Trigger warning: Below follows an opinion piece based on my life experiences, personal preferences and prejudices. Nothing more. Could cause hyperventilation among progressives, especially feminists. You’ve been warned.
It’s a little like catching an Episcopal bishop saying something sensible. Absolutely counter-intuitive. But it appears ESPN has a coherent baseball babe who actually knows something about the game, respects the game, is articulate, and eschews the dreary frippery that so many baseball babes abuse viewers’ time with.
Her name is Jessica Mendoza, and she’s on the Sunday night baseball broadcast team with Aaron Boone and Dan Shulman. Please don’t misunderstand. I’ll never be a worshipper at the First Church of Androgyny. For all my remaining days baseball for me will remain a man’s game. And, had I been consulted (I wasn’t and won’t be, I know), baseball fields at all levels, as well as broadcast booths, would remain, like those childhood tree-houses, “no girls allowed” zones.
Prosecution can say the above while at the same time admitting the obvious, that many men sportscasters are barely worth listening to (if only Joe Garagiola had been as funny as he thought he was — don’t even get me started on Curt Schilling, a great pitcher but impossible to listen to). And having three or more people of any persuasion in the broadcast booth for one baseball game is ridiculous. I know there’s only one Vin Scully, but baseball is a game that most viewers understand well and need minimal guidance on. It’s not “The McLaughlin Group,” where a roomful of excitable people strain to talk (make that yell) over each other. The game is not heightened for viewers by endless chatter. Baseball is an episodic game with a luxurious pace, and a bit of dead air now and then is not only not fatal, but quite welcome. (See above re: Vin Scully, who understands the uses of silence better than any broadcaster.)
But if the broadcast booth must be coed — for PC, left-social engineering reasons, not for the economic reasons ESPN drones et al. expect the marks to swallow — it is some comfort to know we can find baseball babes capable of saying something intelligent about the game, and not boring us with pointless contributions about what some player gave his girlfriend for her birthday, or how his parents met. Yawn.
Mendoza, an ex-jock (jockette?) herself, women’s fast-pitch softball, not only understands baseball, but her presentation is pleasing. She doesn’t butt in with non-baseball irrelevancies, and she doesn’t chirp. (This last makes her more pleasing to listen to than the Rays’ color guy, former MLB pitcher Brian Anderson — sometimes I just want to smack him, or at least yell at the television set — BRIAN — DAMMIT! — JUST SHUTUP!”)
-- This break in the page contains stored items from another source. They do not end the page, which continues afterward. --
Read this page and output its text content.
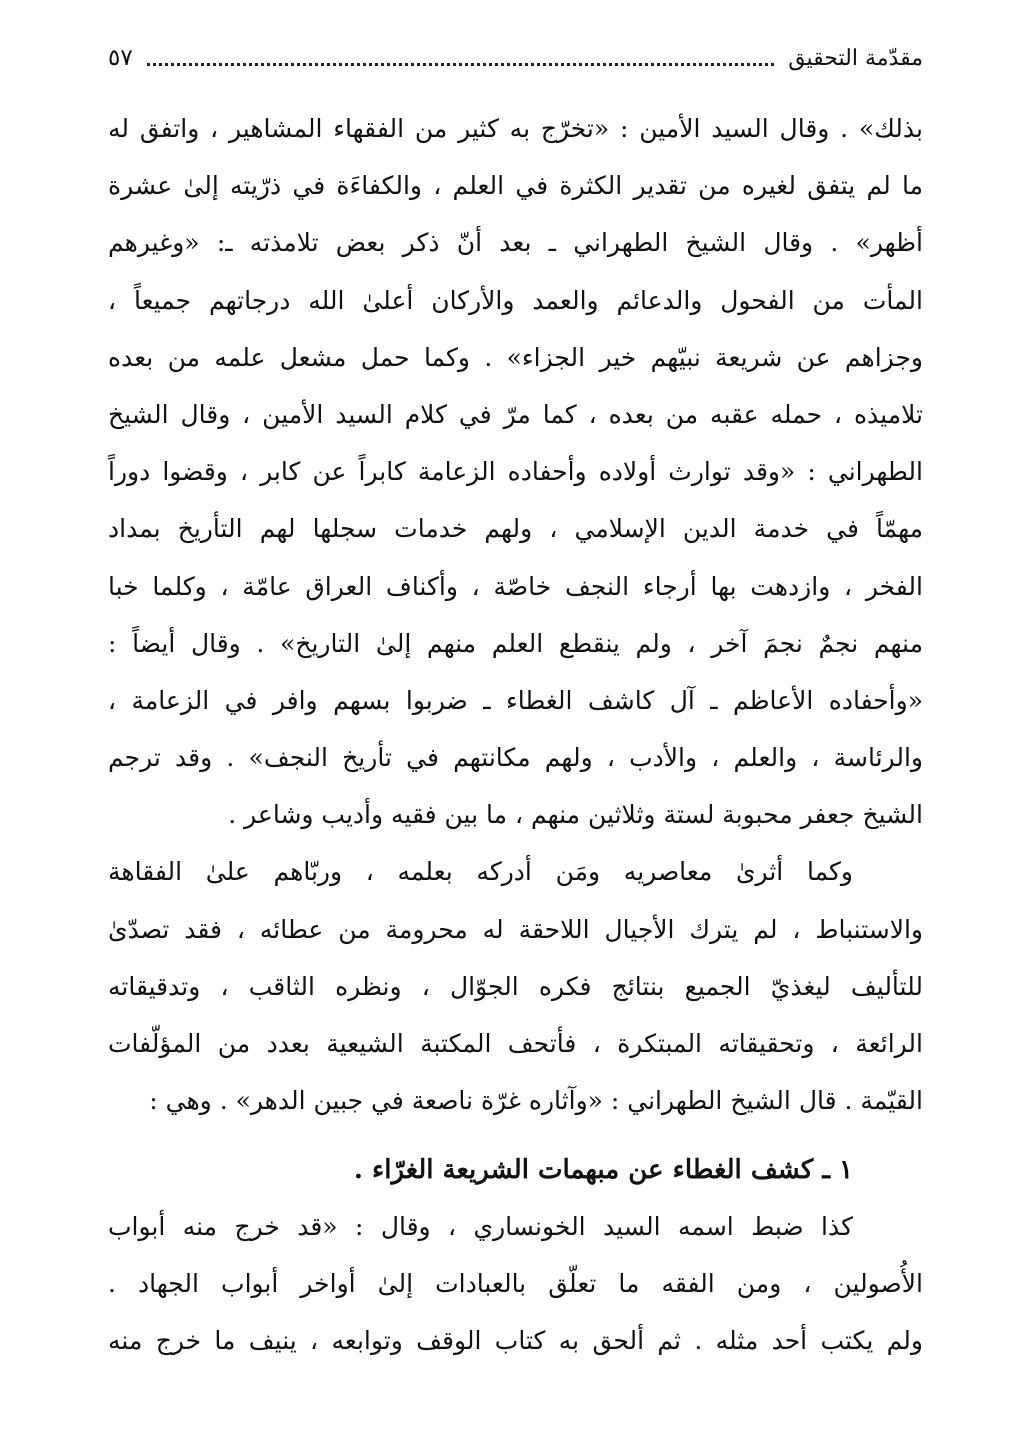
مقدّمة التحقيق
٥٧
بذلك» . وقال السيد الأمين : «تخرّج به كثير من الفقهاء المشاهير ، واتفق له
ما لم يتفق لغيره من تقدير الكثرة في العلم ، والكفاءَة في ذرّيته إلىٰ عشرة
أظهر» . وقال الشيخ الطهراني ـ بعد أنّ ذكر بعض تلامذته ـ: «وغيرهم
المأت من الفحول والدعائم والعمد والأركان أعلىٰ الله درجاتهم جميعاً ،
وجزاهم عن شريعة نبيّهم خير الجزاء» . وكما حمل مشعل علمه من بعده
تلاميذه ، حمله عقبه من بعده ، كما مرّ في كلام السيد الأمين ، وقال الشيخ
الطهراني : «وقد توارث أولاده وأحفاده الزعامة كابراً عن كابر ، وقضوا دوراً
مهمّاً في خدمة الدين الإسلامي ، ولهم خدمات سجلها لهم التأريخ بمداد
الفخر ، وازدهت بها أرجاء النجف خاصّة ، وأكناف العراق عامّة ، وكلما خبا
منهم نجمٌ نجمَ آخر ، ولم ينقطع العلم منهم إلىٰ التاريخ» . وقال أيضاً :
«وأحفاده الأعاظم ـ آل كاشف الغطاء ـ ضربوا بسهم وافر في الزعامة ،
والرئاسة ، والعلم ، والأدب ، ولهم مكانتهم في تأريخ النجف» . وقد ترجم
الشيخ جعفر محبوبة لستة وثلاثين منهم ، ما بين فقيه وأديب وشاعر .
وكما أثرىٰ معاصريه ومَن أدركه بعلمه ، وربّاهم علىٰ الفقاهة
والاستنباط ، لم يترك الأجيال اللاحقة له محرومة من عطائه ، فقد تصدّىٰ
للتأليف ليغذيّ الجميع بنتائج فكره الجوّال ، ونظره الثاقب ، وتدقيقاته
الرائعة ، وتحقيقاته المبتكرة ، فأتحف المكتبة الشيعية بعدد من المؤلّفات
القيّمة . قال الشيخ الطهراني : «وآثاره غرّة ناصعة في جبين الدهر» . وهي :
١ ـ كشف الغطاء عن مبهمات الشريعة الغرّاء .
كذا ضبط اسمه السيد الخونساري ، وقال : «قد خرج منه أبواب
الأُصولين ، ومن الفقه ما تعلّق بالعبادات إلىٰ أواخر أبواب الجهاد .
ولم يكتب أحد مثله . ثم ألحق به كتاب الوقف وتوابعه ، ينيف ما خرج منه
Mendoza is not the looker some purely decorative baseball babes are. MLB-TV has a couple of on-air heart-breakers. But Kelly Nash is mostly employed to ask pointless questions of inarticulate athletes after games (and to stay clear of the Gatorade sure to be poured over the game’s hero — mega-yawn). I’m not sure who even listens to this stuff. The players’ mothers perhaps. And while Lauren Shehadi has a pretty face and most pleasing contours, at the times I’ve tuned in (prosecution stipulates this is not much, so my sample of her work is small) I’ve not caught her saying anything insightful, informative, or amusing about baseball. If La Shehadi was picked for her looks, it was a sound choice (though those choosing really good looking woman for sexual equality reasons don’t seem to be aware of their hypocrisy). She appears to be a pleasant woman, bright and comely. But savvy baseball fans can appreciate her broadcast art about as well with or without hitting the mute button.
If androgyny is the future of everything — sadly it appears that it will be as my vive la différence generation dies off — a few more Jessica Mendozas will make the dreary and misguided transition just a tad more palatable for savvy baseball fans. I extend to her a limited and grudging welcome to the booth, though I fear ESPN’s next gender hire may not know a hit and run play from a smash and grab.
I’m sure the Tampa Bay Rays, most of whose games I catch most of on the tube in my office after dinner, have a baseball babe. But her contributions are so inconsequential — so perfectly designed for bathroom breaks, trips to the fridge, and usually taking about as long as it requires to take out the garbage — I don’t even know what her name is. OK, she likely doesn’t know who I am either, and if she does may think even less of my contributions. But this doesn’t make my point invalid. (The American Spectator being, after all, an opinion journal. And now you have mine on this vital and timely topic.)